Have the more common proteins been well analyzed already?

Yes, absolutely. But there's still a lot of what we might call "biological dark matter" out there, if you will, which has evaded our discovery, so today we really don't know all of the components of the proteome and how they provide biological function. The task at hand for us is to use nanotechnology, which is well matched to the size scale of individual molecules, and massively parallelize detection using arrays of these nano-sensors so that many, many proteins can be analyzed rapidly and simultaneously.

We've calculated that if we can identify several million proteins per second, then we can analyze the billions of proteins in the proteome of a biological sample in a reasonable amount of laboratory time, in tens of minutes. The problem is that several million identifications per second far outstrips anything that's possible today. The predominant technique for identifying proteins is mass spectrometry. A mass spectrometer is basically a single-channel instrument. Each instrument monitors one processing path at a time, and each instrument is hugely expensive-typically more than a million dollars. The challenge is to put together thousands of miniaturized mass spectrometers working in parallel at the nanoscale. That's what we're working on!

Is there anything in particular you are hoping to learn about the proteome?

Yes, the award is to enable another step forward with this new ultrasensitive, single-molecule-level technology.

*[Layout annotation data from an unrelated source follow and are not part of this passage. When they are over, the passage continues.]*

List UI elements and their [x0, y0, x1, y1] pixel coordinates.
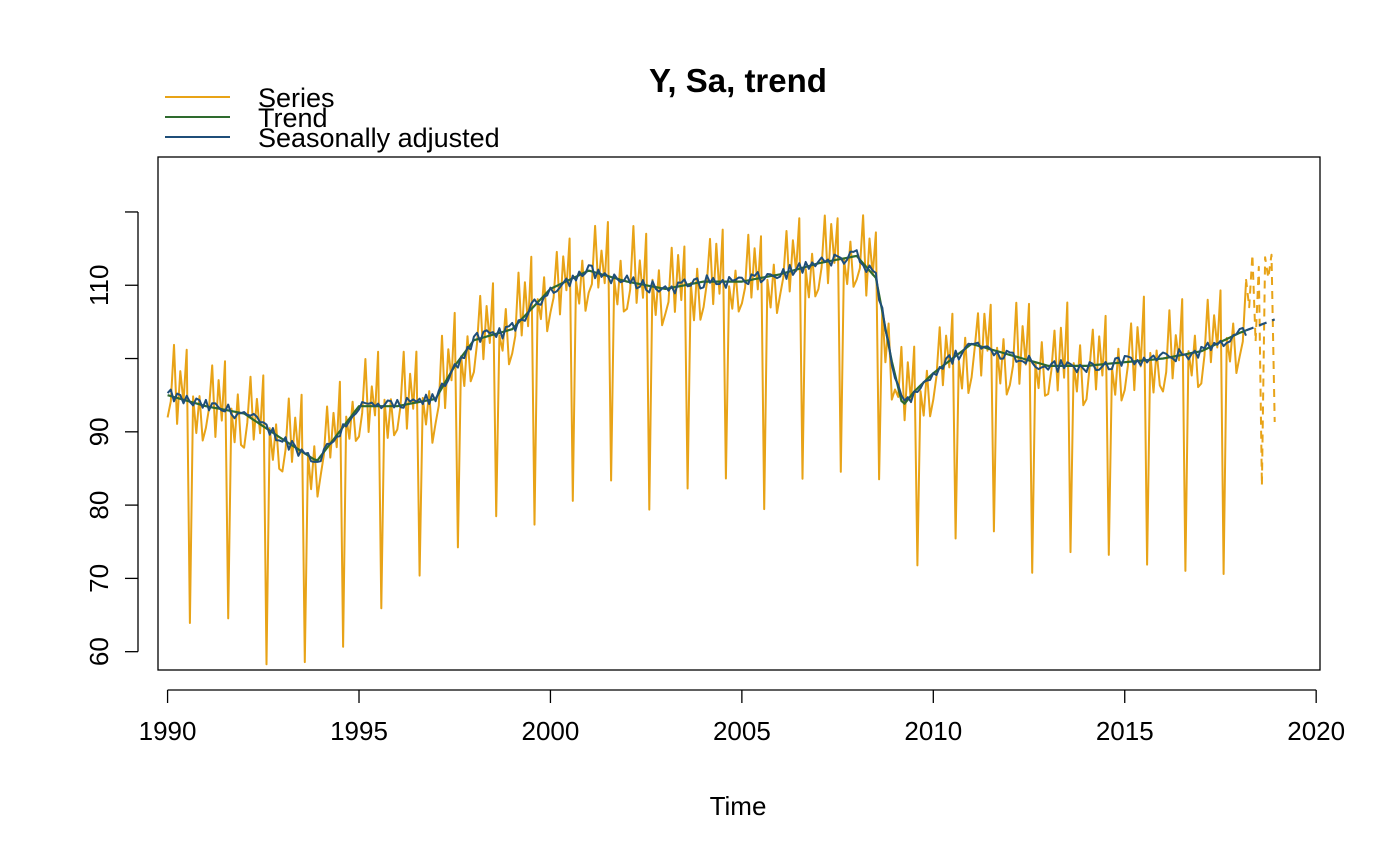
series-forecast-line	[1245, 253, 1276, 487]
x-axis-label: Time	[710, 791, 767, 821]
legend-label-trend: Trend	[258, 103, 328, 133]
legend-label-seasonally-adjusted: Seasonally adjusted	[258, 123, 500, 153]
x-tick-label: 2020	[1287, 716, 1345, 746]
x-tick-label: 2000	[522, 716, 580, 746]
plot-lines	[166, 214, 1276, 666]
y-tick-label: 90	[84, 417, 114, 446]
seasonally-adjusted-line	[166, 249, 1247, 463]
y-tick-label: 60	[84, 637, 114, 666]
chart-title: Y, Sa, trend	[649, 62, 827, 99]
seasonally-adjusted-forecast-line	[1245, 318, 1276, 332]
x-tick-label: 2010	[904, 716, 962, 746]
y-tick-label: 70	[84, 564, 114, 593]
x-tick-label: 1990	[139, 716, 197, 746]
x-tick-label: 2015	[1096, 716, 1154, 746]
legend: Series Trend Seasonally adjusted	[165, 83, 500, 153]
plot-frame	[157, 156, 1321, 671]
legend-label-series: Series	[258, 83, 335, 113]
y-tick-label: 110	[84, 265, 114, 306]
x-tick-label: 2005	[713, 716, 771, 746]
x-tick-label: 1995	[330, 716, 388, 746]
x-axis: 1990 1995 2000 2005 2010 2015 2020	[139, 689, 1345, 746]
y-axis: 60 70 80 90 110	[84, 211, 139, 666]
y-tick-label: 80	[84, 491, 114, 520]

And that is to not just survey all the proteins that are in a cell but to actually show where they reside within the cell. We call this spatial proteomics. Our aim in this new project is to scan with subcellular resolution to find where the proteins are located in the cell.

This has many applications in the life sciences as well as in medicine. For example, a tumor is usually a very heterogeneous thing. There are many different cell types in a tumor, and just a few are the ones that drive the disease forward, affecting the tumor's ability to mutate and metastasize and create body-wide disease. If we can resolve biological processes at the single-cell level, including the cell's manufacture and distribution of internal proteins, we can focus our attention on the most problematic cell types.

You trained as a physicist. How did you get interested in biology?

I consider myself an experimental physicist. I have always been involved in precision and quantum measurement. When I came to Caltech in 1992, I wanted to find a way to use physics to help people, so I thought I'd try to apply some of the emerging techniques of nanoscience and precision measurement to open new frontiers of measurements in biology. I started with just a couple of SURF [Summer Undergraduate Research Fellowship] students doing a small side project. This was great fun, and by the early 2000s, I was already carrying out funded collaborations with folks in Caltech's Division of Biology [now the Division of Biology and Biological Engineering].

I remember one day in particular, sitting in one of my main collaborator's conference rooms in the basement of Beckman Institute with a cross-disciplinary group that included a theoretical physicist, a surface chemist, a cell biologist, a developmental biologist, and a mathematician. I thought then, this is exactly where I want to be for the rest of my career. We all bring different things to the table, and this allows us to address questions that none of us could successfully address on our own. It's really a wonderful place to be!